Compare that to these two photographs taken by an English couple in Berlin for the 1936 Olympics. What were they thinking when they posed under the swastikas? By 1936 Hitler had made it clear he intended to invade Czechoslovakia and Poland and concentration camps were being set up. Jewish athletes were forbidden to compete for Germany, several countries had already boycotted the games and there was an international debate about how closely the Olympic salute resembled the Nazi salute. It’s a fair bet that “I’m only here for the sport” was heard a lot in Berlin that summer but no visitor could claim ignorance about what was going on in Germany. That doesn’t mean they either were supporters or that they felt the need to be sensitive to the situation. We have a natural attraction to sinister icons and you can also bet that they weren’t the only English visitors snapping away at Nazi symbols during the day, shaking their heads in pious disbelief over a few beers in the evening.

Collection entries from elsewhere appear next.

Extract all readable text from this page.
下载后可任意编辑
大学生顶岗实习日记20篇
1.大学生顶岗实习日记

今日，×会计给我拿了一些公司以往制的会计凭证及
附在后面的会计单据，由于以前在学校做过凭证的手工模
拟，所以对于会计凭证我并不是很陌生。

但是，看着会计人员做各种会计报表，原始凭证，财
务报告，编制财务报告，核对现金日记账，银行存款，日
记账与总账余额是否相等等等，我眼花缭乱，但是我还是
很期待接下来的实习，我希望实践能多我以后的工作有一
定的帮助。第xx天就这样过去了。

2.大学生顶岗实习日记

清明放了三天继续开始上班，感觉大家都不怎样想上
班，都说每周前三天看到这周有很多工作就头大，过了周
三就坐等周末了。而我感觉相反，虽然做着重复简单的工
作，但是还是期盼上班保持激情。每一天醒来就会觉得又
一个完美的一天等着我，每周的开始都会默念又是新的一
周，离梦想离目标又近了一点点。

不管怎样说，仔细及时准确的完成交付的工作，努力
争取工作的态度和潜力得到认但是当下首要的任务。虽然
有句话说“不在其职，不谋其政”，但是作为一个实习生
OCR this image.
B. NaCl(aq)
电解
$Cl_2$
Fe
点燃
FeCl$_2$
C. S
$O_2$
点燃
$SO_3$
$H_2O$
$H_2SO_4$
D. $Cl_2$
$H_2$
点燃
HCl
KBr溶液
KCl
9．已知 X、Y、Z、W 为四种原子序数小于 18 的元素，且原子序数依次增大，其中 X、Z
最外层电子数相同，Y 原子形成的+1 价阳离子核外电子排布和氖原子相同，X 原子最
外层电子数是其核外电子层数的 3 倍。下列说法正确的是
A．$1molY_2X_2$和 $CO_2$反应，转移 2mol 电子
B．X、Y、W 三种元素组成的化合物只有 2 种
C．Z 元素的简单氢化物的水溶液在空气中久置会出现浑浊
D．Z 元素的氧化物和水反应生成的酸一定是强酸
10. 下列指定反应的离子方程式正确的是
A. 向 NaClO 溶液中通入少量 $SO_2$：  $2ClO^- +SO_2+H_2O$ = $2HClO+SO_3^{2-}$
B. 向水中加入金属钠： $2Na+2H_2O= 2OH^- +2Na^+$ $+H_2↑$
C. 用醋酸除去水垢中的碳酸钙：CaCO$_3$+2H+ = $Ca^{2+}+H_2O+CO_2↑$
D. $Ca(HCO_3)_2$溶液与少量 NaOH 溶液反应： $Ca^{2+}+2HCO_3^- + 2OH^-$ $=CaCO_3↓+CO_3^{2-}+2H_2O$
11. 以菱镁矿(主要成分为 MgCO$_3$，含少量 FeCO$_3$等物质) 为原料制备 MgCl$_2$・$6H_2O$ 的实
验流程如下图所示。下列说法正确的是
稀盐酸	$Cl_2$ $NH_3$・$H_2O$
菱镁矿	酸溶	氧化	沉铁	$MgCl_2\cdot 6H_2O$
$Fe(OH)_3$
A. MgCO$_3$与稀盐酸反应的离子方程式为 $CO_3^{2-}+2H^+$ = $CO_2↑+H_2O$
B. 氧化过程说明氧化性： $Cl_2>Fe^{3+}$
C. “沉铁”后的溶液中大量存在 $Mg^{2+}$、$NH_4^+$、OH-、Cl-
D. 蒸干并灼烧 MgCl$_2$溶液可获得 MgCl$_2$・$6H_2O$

For another comparison we have two snapshots of Turkish politicians. There aren’t a lot of clues to tell us what their convictions were but then, when we are talking about politics ideology isn’t always important. What we can see is that the man with the top hat appears well versed in the theatrics of politics. The hat itself suggests a man who believes power is his by birthright. That upright finger is intended to persuade rather than admonish his listeners. Consider then the man we shall call his opponent. Surrounded by flags and people, he offers a grimmer, more pragmatic vision of the world. His rhetoric might have been full of paranoid allusions to dark forces but his audience understood what he was talking about. If we continue to imagine that these two were pitted against one another, the contest is between one who offers what people want to believe and the other who gives them what they suspect is the truth.

The gallery includes one propaganda postcard from France, because propaganda is about politics, and a couple of snapshots of crowds attending a speech by Kemal Ataturk. It doesn’t include portraits of political leaders because it is only by identifying them the portrait becomes political. Nor does it include war, surveillance, bureaucratic, protest or several other forms of photography that are deliberately political in intent. When everything is political you have to draw the line somewhere.